Sunday, January 24, 2010

New version of Maui available

This weekend I have put together a Maui 1.2, a new version, which incorporates changes requested by several users, as well as some of their great ideas.

Here is a list of changes in Maui 1.2:
  1. Input files are now read using Apache commons IO Package. This makes the data reading part around 10 times faster and it also saves many lines of code.

  2. Vocabularies are now stored in GZip format (as *.gz) and are read in using GZipInputStream. This saves a lot of space, because SKOS format tends to repeat the same characters over and over. In fact, the vocabularies are now so tiny that I could easily supply them within the distribution. The SKOS files in data/vocabularies were created by cutting out all irrelevant (to Maui) information from the original files and compressing them.

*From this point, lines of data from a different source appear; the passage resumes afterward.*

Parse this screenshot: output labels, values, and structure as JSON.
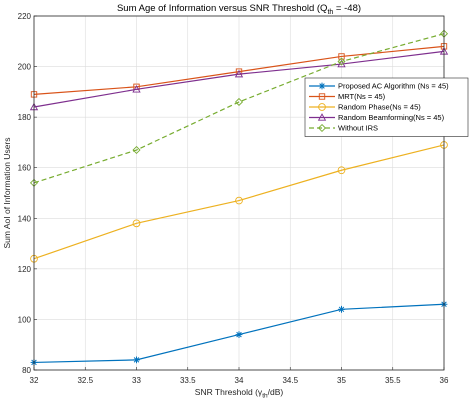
{
  "chart_data": {
    "type": "line",
    "title": {
      "main": "Sum Age of Information versus SNR Threshold (Q",
      "sub": "th",
      "end": " = -48)"
    },
    "xlabel": {
      "main": "SNR Threshold (γ",
      "sub": "th",
      "end": "/dB)"
    },
    "ylabel": "Sum AoI of Information Users",
    "x": [
      32,
      33,
      34,
      35,
      36
    ],
    "xlim": [
      32,
      36
    ],
    "ylim": [
      80,
      220
    ],
    "xticks": [
      "32",
      "32.5",
      "33",
      "33.5",
      "34",
      "34.5",
      "35",
      "35.5",
      "36"
    ],
    "yticks": [
      "80",
      "100",
      "120",
      "140",
      "160",
      "180",
      "200",
      "220"
    ],
    "grid": true,
    "legend_position": "right",
    "series": [
      {
        "name": "Proposed AC Algorithm (Ns = 45)",
        "values": [
          83,
          84,
          94,
          104,
          106
        ],
        "color": "#0072bd",
        "marker": "star",
        "dash": "solid"
      },
      {
        "name": "MRT(Ns = 45)",
        "values": [
          189,
          192,
          198,
          204,
          208
        ],
        "color": "#d95319",
        "marker": "square",
        "dash": "solid"
      },
      {
        "name": "Random Phase(Ns = 45)",
        "values": [
          124,
          138,
          147,
          159,
          169
        ],
        "color": "#edb120",
        "marker": "circle",
        "dash": "solid"
      },
      {
        "name": "Random Beamforming(Ns = 45)",
        "values": [
          184,
          191,
          197,
          201,
          206
        ],
        "color": "#7e2f8e",
        "marker": "triangle",
        "dash": "solid"
      },
      {
        "name": "Without IRS",
        "values": [
          154,
          167,
          186,
          202,
          213
        ],
        "color": "#77ac30",
        "marker": "diamond",
        "dash": "dashed"
      }
    ]
  }
}
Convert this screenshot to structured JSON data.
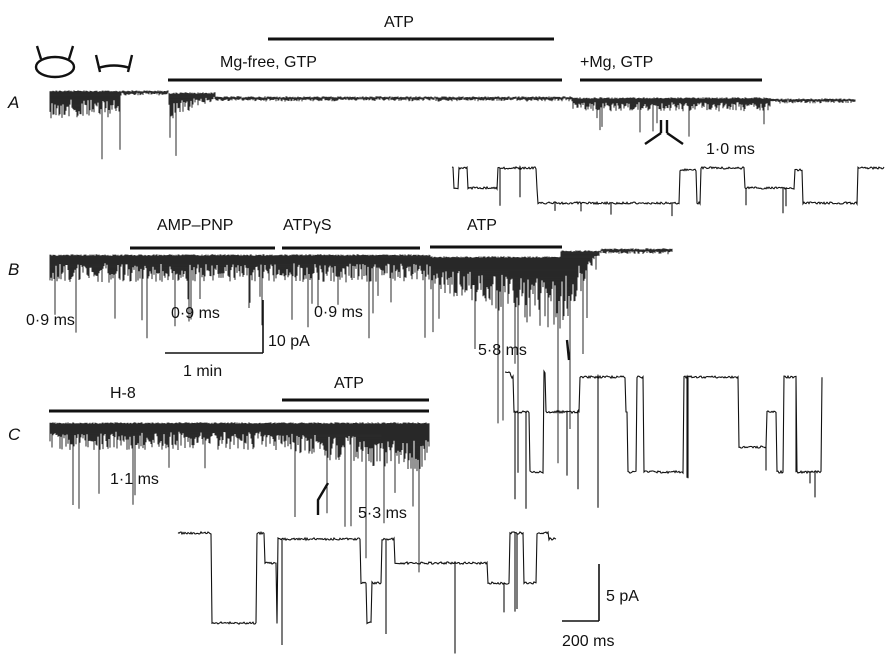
{
  "panels": {
    "A": {
      "letter": "A",
      "bars": {
        "atp": "ATP",
        "mg_free_gtp": "Mg-free, GTP",
        "mg_gtp": "+Mg, GTP"
      },
      "open_time": "1·0 ms"
    },
    "B": {
      "letter": "B",
      "bars": {
        "amp_pnp": "AMP–PNP",
        "atp_gamma_s": "ATPγS",
        "atp": "ATP"
      },
      "open_times": {
        "control": "0·9 ms",
        "amp_pnp": "0·9 ms",
        "atp_gamma_s": "0·9 ms",
        "atp": "5·8 ms"
      }
    },
    "C": {
      "letter": "C",
      "bars": {
        "h8": "H-8",
        "atp": "ATP"
      },
      "open_times": {
        "h8": "1·1 ms",
        "atp": "5·3 ms"
      }
    }
  },
  "scale_bars": {
    "slow": {
      "current": "10 pA",
      "time": "1 min"
    },
    "fast": {
      "current": "5 pA",
      "time": "200 ms"
    }
  },
  "colors": {
    "ink": "#111111",
    "background": "#ffffff"
  }
}
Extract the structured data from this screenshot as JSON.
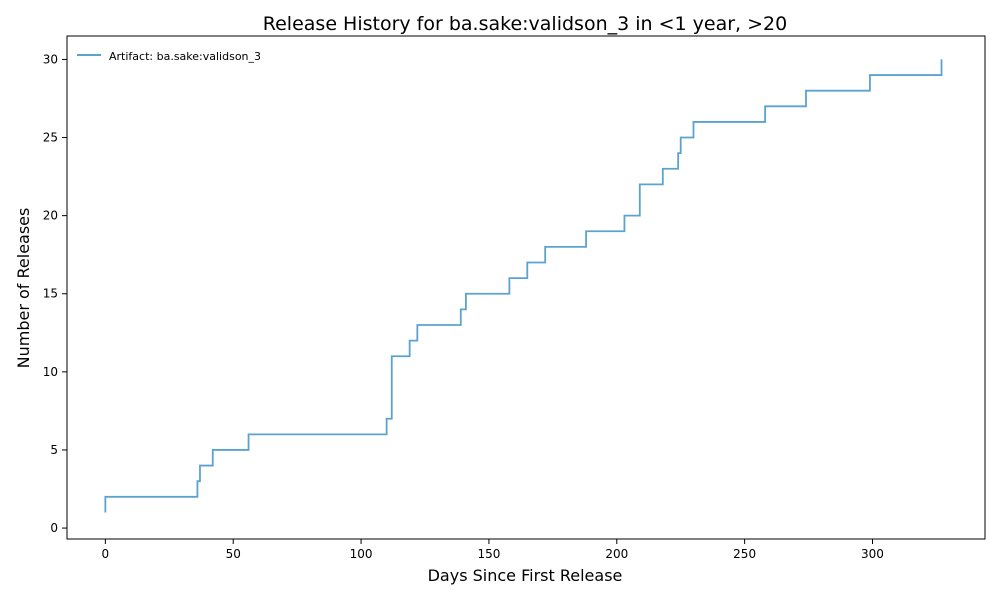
{
  "chart_data": {
    "type": "line",
    "title": "Release History for ba.sake:validson_3 in <1 year, >20",
    "xlabel": "Days Since First Release",
    "ylabel": "Number of Releases",
    "xlim": [
      -15,
      344
    ],
    "ylim": [
      -0.7,
      31.5
    ],
    "xticks": [
      0,
      50,
      100,
      150,
      200,
      250,
      300
    ],
    "yticks": [
      0,
      5,
      10,
      15,
      20,
      25,
      30
    ],
    "grid": false,
    "legend_position": "top-left",
    "step": "post",
    "series": [
      {
        "name": "Artifact: ba.sake:validson_3",
        "color": "#5ba3cf",
        "x": [
          0,
          0,
          36,
          36,
          37,
          42,
          56,
          110,
          111,
          112,
          119,
          120,
          122,
          139,
          140,
          141,
          158,
          165,
          172,
          188,
          203,
          209,
          218,
          224,
          225,
          230,
          258,
          274,
          299,
          327,
          327
        ],
        "y": [
          1,
          2,
          2,
          3,
          4,
          5,
          6,
          7,
          7,
          11,
          12,
          12,
          13,
          14,
          14,
          15,
          16,
          17,
          18,
          19,
          20,
          22,
          23,
          24,
          25,
          26,
          27,
          28,
          29,
          29,
          30
        ]
      }
    ]
  }
}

  3. Stopwords are now initialized from a supplied file, rather than hard encoded one. The users can thus use their own stopwords and black listed terms.

  4. I wrote a new class MauiWrapper that shows how to apply Maui to a single text file, or a text string. Another new class MauiWrapperFactory shows how to use MauiWrapper with several vocabularies at the same time. These classes make it easy to create web services that use Maui for identifying main topics from text supplied by the web client.

  5. Finally, I have also generated a few models in data/models directory for those who don't have their own training data.
Thanks to Florian Ilgenfritz at Txtr and Jose R. Pérez-Agüera at UNC for their helpful suggestions!